When should I use Holm-Bonferroni instead of FDR methods?
Use Holm when you need strict control over family-wise error rate and can't afford even a single false positive. Choose FDR methods like Benjamini-Hochberg when you're conducting exploratory analysis with many tests and can tolerate a small proportion of false discoveries in exchange for more statistical power.
What are the most common mistakes when applying the Holm method?
The most common mistakes include incorrectly ordering p-values, stopping the sequential procedure too early, applying the method to dependent tests without justification, and defining the hypothesis family after seeing results. Always order p-values from smallest to largest and apply adjustments sequentially.
Can I use the Holm method with dependent tests?
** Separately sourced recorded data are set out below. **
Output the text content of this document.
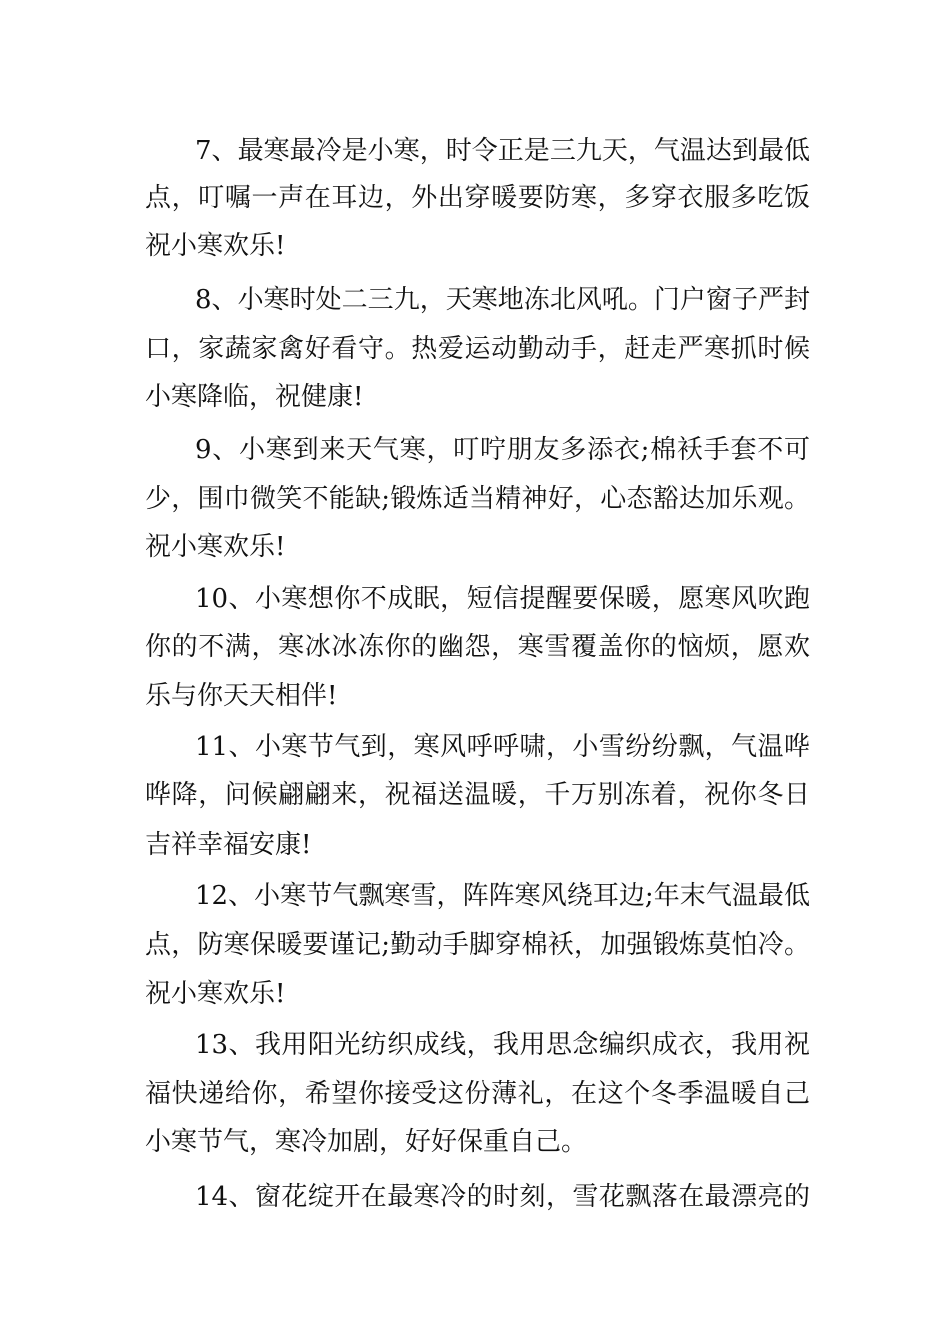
7、最寒最冷是小寒，时令正是三九天，气温达到最低
点，叮嘱一声在耳边，外出穿暖要防寒，多穿衣服多吃饭
祝小寒欢乐!
8、小寒时处二三九，天寒地冻北风吼。门户窗子严封
口，家蔬家禽好看守。热爱运动勤动手，赶走严寒抓时候
小寒降临，祝健康!
9、小寒到来天气寒，叮咛朋友多添衣;棉袄手套不可
少，围巾微笑不能缺;锻炼适当精神好，心态豁达加乐观。
祝小寒欢乐!
10、小寒想你不成眠，短信提醒要保暖，愿寒风吹跑
你的不满，寒冰冰冻你的幽怨，寒雪覆盖你的恼烦，愿欢
乐与你天天相伴!
11、小寒节气到，寒风呼呼啸，小雪纷纷飘，气温哗
哗降，问候翩翩来，祝福送温暖，千万别冻着，祝你冬日
吉祥幸福安康!
12、小寒节气飘寒雪，阵阵寒风绕耳边;年末气温最低
点，防寒保暖要谨记;勤动手脚穿棉袄，加强锻炼莫怕冷。
祝小寒欢乐!
13、我用阳光纺织成线，我用思念编织成衣，我用祝
福快递给你，希望你接受这份薄礼，在这个冬季温暖自己
小寒节气，寒冷加剧，好好保重自己。
14、窗花绽开在最寒冷的时刻，雪花飘落在最漂亮的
The Holm method was designed for independent tests, but research shows it can be conservative with certain dependency structures. For positively correlated tests, Holm still controls FWER but may lose some power. For complex dependencies, consider alternatives like permutation-based methods or resampling approaches.
How do I determine if my results are significant after Holm correction?
Compare each p-value to its adjusted threshold: alpha/(m-i+1) where m is total tests and i is the rank. Start with the smallest p-value and continue sequentially. The first p-value that exceeds its threshold stops the procedure, and all remaining hypotheses are retained (not significant).